Here is my attempt to address Ronen's queries.
FDA is probably kicking themselves for saying so little about risk management in Part 820 (see excerpt below), but that has not prevented FDA CDRH ODE reviewers and field investigators from expecting manufacturers to apply risk management principles.
820.30(g) Design validation shall include software validation and risk analysis, where appropriate.
When the QSR was released in 1996, ISO 14971:2000 did not exist yet, and EN 1441 (risk analysis) was the current risk standard. Hence, the term "risk analysis" instead of the broader term "risk management".
Although 21 CFR 820 (FDA Quality System Regulation) does not have "risk management" requirements that are as broad as in ISO 13485, FDA has in practice been expecting manufacturers to have a life-cycle risk management process per ISO 14971: 2007, which is an FDA recognized standard.
http://www.accessdata.fda.gov/scripts/cdrh/cfdocs/cfStandards/detail.cfm?id=19639
As stated at the above link "A declaration of conformity to ISO 14971 may be used to satisfy the risk management needs for a Special 510(k)". This demonstrates FDA's focus on risk management.
The preamble for 21 CFR 820 (written in 1996) says more about risk (called risk analysis at the time) than the regulation itself. The current day risk management concepts per ISO 14971 are broader than just "risk analysis" but the concepts are the same.
http://www.fda.gov/downloads/Medica...dicalDeviceQualitySystemsManual/UCM122806.pdf
Here are some excerpts:
"Risk analysis must be conducted for the majority of devices subject to design controls and is considered to be an essential requirement for medical devices under this regulation, as well as under ISO/CD 13485 and EN 46001."

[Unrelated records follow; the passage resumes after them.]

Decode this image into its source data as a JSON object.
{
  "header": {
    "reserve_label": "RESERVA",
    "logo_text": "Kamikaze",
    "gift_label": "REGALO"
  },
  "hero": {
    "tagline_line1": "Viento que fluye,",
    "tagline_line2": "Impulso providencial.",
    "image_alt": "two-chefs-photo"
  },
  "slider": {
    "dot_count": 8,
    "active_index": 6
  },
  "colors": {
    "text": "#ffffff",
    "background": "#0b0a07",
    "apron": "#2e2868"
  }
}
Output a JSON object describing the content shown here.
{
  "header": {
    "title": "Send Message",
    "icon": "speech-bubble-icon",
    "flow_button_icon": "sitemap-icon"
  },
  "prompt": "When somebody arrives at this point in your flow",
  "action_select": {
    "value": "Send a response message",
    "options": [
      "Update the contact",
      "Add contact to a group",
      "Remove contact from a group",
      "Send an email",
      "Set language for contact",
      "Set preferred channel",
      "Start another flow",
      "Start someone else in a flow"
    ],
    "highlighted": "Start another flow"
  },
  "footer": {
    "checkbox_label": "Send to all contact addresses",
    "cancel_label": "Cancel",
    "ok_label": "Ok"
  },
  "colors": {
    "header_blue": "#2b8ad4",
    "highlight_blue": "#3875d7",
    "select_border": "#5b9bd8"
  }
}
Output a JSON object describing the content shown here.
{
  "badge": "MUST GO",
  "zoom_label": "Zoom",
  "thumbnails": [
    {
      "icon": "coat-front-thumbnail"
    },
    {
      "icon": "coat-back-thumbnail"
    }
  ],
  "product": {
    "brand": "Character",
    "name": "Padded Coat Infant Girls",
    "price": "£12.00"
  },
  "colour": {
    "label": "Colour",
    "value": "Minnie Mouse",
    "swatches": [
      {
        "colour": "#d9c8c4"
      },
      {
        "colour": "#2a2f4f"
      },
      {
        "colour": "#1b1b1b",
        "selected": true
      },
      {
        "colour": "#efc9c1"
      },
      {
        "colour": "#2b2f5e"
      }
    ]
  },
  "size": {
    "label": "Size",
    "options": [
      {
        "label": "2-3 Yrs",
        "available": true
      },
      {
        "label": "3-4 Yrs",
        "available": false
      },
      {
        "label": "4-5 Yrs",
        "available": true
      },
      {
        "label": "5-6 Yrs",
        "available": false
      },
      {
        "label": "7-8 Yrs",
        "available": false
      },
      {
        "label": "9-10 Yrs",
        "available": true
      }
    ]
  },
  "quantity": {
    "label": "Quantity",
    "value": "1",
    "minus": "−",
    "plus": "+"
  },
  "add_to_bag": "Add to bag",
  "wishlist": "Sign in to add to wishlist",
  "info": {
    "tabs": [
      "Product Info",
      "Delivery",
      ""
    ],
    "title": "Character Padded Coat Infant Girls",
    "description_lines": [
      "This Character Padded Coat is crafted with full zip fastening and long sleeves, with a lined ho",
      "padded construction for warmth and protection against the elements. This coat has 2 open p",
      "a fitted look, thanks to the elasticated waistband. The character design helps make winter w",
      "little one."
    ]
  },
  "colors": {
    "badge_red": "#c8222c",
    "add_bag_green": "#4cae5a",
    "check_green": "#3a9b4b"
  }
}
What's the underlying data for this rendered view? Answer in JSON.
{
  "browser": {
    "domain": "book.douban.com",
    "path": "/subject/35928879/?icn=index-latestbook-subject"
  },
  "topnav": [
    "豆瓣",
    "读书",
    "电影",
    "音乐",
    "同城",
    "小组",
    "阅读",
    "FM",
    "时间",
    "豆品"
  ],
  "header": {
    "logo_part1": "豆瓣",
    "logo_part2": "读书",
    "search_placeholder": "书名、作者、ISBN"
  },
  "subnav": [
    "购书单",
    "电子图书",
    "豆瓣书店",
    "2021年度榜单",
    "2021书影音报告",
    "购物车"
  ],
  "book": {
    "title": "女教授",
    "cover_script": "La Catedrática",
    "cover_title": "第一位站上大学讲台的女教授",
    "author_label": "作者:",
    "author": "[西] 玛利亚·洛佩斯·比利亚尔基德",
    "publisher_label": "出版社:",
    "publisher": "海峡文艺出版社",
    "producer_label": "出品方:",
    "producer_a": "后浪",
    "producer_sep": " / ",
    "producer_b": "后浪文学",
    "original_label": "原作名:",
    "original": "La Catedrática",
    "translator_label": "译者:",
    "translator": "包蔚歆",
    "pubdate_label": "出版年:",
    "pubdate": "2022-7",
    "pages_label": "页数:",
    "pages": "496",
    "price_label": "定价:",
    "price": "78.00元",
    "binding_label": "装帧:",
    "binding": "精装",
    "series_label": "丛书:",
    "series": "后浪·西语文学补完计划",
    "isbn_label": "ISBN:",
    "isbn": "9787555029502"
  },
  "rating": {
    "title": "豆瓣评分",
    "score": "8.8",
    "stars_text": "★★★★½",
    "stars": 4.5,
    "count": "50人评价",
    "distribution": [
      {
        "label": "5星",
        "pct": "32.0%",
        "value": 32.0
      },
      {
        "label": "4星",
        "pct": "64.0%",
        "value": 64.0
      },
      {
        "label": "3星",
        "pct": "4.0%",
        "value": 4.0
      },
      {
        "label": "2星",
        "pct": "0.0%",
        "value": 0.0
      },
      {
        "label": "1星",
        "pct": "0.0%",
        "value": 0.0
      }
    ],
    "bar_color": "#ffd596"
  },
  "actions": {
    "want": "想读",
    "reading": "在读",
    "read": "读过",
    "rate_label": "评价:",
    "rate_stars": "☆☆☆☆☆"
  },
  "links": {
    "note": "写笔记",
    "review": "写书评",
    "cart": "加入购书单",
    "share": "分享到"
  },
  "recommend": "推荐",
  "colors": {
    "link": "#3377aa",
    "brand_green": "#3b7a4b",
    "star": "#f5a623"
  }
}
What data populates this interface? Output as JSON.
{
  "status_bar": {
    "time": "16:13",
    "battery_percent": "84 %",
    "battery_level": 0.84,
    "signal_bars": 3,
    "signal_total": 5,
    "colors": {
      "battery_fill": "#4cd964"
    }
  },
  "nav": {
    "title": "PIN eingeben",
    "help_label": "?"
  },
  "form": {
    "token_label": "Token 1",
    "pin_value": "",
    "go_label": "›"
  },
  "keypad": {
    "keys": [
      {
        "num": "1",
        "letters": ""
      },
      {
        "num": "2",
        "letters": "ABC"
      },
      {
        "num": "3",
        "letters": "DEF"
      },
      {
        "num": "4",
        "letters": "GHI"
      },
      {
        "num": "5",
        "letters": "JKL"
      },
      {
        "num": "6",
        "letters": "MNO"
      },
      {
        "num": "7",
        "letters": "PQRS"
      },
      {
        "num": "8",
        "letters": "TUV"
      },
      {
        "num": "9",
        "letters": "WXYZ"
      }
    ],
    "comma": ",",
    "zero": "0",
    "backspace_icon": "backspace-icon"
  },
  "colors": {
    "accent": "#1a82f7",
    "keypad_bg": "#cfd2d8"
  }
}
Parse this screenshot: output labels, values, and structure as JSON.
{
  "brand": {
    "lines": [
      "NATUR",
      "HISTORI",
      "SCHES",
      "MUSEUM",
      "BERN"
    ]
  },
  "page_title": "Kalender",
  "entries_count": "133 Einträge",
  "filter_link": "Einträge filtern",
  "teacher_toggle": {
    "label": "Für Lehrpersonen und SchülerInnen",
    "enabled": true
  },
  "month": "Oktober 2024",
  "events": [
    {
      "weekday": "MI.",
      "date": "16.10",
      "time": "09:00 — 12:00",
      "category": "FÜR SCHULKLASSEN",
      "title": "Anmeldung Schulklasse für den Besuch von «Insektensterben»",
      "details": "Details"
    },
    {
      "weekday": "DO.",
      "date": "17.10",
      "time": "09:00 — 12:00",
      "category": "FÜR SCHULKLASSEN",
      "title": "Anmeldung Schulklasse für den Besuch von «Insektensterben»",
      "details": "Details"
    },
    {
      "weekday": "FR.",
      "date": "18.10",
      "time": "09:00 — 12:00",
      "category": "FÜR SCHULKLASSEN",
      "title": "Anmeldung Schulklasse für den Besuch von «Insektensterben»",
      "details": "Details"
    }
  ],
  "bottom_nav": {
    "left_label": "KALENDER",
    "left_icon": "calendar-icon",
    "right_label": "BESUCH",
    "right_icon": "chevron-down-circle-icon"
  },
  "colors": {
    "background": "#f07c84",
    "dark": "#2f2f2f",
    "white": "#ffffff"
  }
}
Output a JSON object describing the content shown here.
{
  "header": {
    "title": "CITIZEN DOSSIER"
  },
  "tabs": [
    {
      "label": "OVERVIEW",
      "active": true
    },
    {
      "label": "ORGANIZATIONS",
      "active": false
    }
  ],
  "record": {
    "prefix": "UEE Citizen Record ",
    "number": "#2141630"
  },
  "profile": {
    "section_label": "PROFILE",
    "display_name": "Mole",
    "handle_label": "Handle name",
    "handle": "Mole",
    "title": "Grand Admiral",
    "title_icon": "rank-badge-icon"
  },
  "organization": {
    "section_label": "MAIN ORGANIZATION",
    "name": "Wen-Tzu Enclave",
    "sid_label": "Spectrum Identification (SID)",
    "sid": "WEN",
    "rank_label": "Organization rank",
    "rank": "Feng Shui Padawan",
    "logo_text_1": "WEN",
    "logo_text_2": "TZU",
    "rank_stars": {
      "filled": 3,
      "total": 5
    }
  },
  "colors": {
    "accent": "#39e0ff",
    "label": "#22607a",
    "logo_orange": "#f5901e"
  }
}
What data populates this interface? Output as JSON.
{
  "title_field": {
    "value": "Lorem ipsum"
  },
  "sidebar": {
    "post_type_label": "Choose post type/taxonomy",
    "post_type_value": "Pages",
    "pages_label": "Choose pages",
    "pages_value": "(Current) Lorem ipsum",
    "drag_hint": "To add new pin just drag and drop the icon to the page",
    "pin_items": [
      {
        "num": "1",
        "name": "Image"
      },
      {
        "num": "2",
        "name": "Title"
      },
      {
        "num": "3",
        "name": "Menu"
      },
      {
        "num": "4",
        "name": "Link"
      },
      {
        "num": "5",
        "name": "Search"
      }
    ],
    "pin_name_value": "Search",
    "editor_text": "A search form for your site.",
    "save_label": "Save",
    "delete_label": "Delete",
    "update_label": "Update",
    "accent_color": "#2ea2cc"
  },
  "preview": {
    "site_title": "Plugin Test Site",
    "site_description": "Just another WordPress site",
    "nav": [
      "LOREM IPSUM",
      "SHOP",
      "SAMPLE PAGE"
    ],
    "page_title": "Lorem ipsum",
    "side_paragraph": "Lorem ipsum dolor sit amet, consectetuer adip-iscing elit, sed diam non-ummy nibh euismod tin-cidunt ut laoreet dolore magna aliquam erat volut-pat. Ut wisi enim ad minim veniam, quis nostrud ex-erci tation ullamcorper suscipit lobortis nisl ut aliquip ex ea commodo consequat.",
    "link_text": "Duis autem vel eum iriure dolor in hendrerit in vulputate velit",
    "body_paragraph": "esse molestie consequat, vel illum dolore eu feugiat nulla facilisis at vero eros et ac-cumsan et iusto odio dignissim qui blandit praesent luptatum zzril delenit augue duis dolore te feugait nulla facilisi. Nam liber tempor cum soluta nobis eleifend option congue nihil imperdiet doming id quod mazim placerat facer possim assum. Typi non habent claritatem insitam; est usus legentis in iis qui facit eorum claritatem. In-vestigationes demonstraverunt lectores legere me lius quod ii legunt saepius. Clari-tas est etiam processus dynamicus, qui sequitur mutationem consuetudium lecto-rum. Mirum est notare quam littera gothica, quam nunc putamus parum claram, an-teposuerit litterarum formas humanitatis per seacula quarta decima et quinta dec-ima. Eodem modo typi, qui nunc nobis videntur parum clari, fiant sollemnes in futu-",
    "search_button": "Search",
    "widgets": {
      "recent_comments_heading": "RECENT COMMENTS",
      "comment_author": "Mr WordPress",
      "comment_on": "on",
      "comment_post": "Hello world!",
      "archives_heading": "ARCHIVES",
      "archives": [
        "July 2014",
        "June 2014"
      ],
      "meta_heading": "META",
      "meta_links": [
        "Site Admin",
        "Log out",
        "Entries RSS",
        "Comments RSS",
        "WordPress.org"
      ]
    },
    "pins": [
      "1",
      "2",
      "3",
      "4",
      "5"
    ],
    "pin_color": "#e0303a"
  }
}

"FDA agrees that the degree of corrective and preventive action taken to eliminate or minimize actual or potential nonconformities must be appropriate to the magnitude of the problem and commensurate with the risks encountered. FDA cannot dictate in a regulation the degree of action that should be taken because each circumstance will be different, but FDA
does expect the manufacturer to develop procedures for assessing the risk, the actions that need to be taken for different levels of risk, and how to correct or prevent the problem from recurring, depending on that risk assessment."
"FDA has deleted the term ‘‘hazard analysis’’ and replaced it with the term ‘‘risk analysis.’’ FDA’s involvement with the ISO TC 210 made it clear that ‘‘risk analysis’’ is the comprehensive and appropriate term. When conducting a risk analysis, manufacturers are
expected to identify possible hazards associated with the design in both normal and fault conditions. The risks associated with the hazards, including those resulting from user error, should then be calculated in both normal and fault conditions. If any risk is judged unacceptable, it should be reduced to acceptable levels by the appropriate means, for example, by redesign or
warnings. An important part of risk analysis is ensuring that changes made to eliminate or minimize hazards do not introduce new hazards. Tools for conducting such analyses include Failure Mode Effect Analysis and Fault Tree Analysis, among others."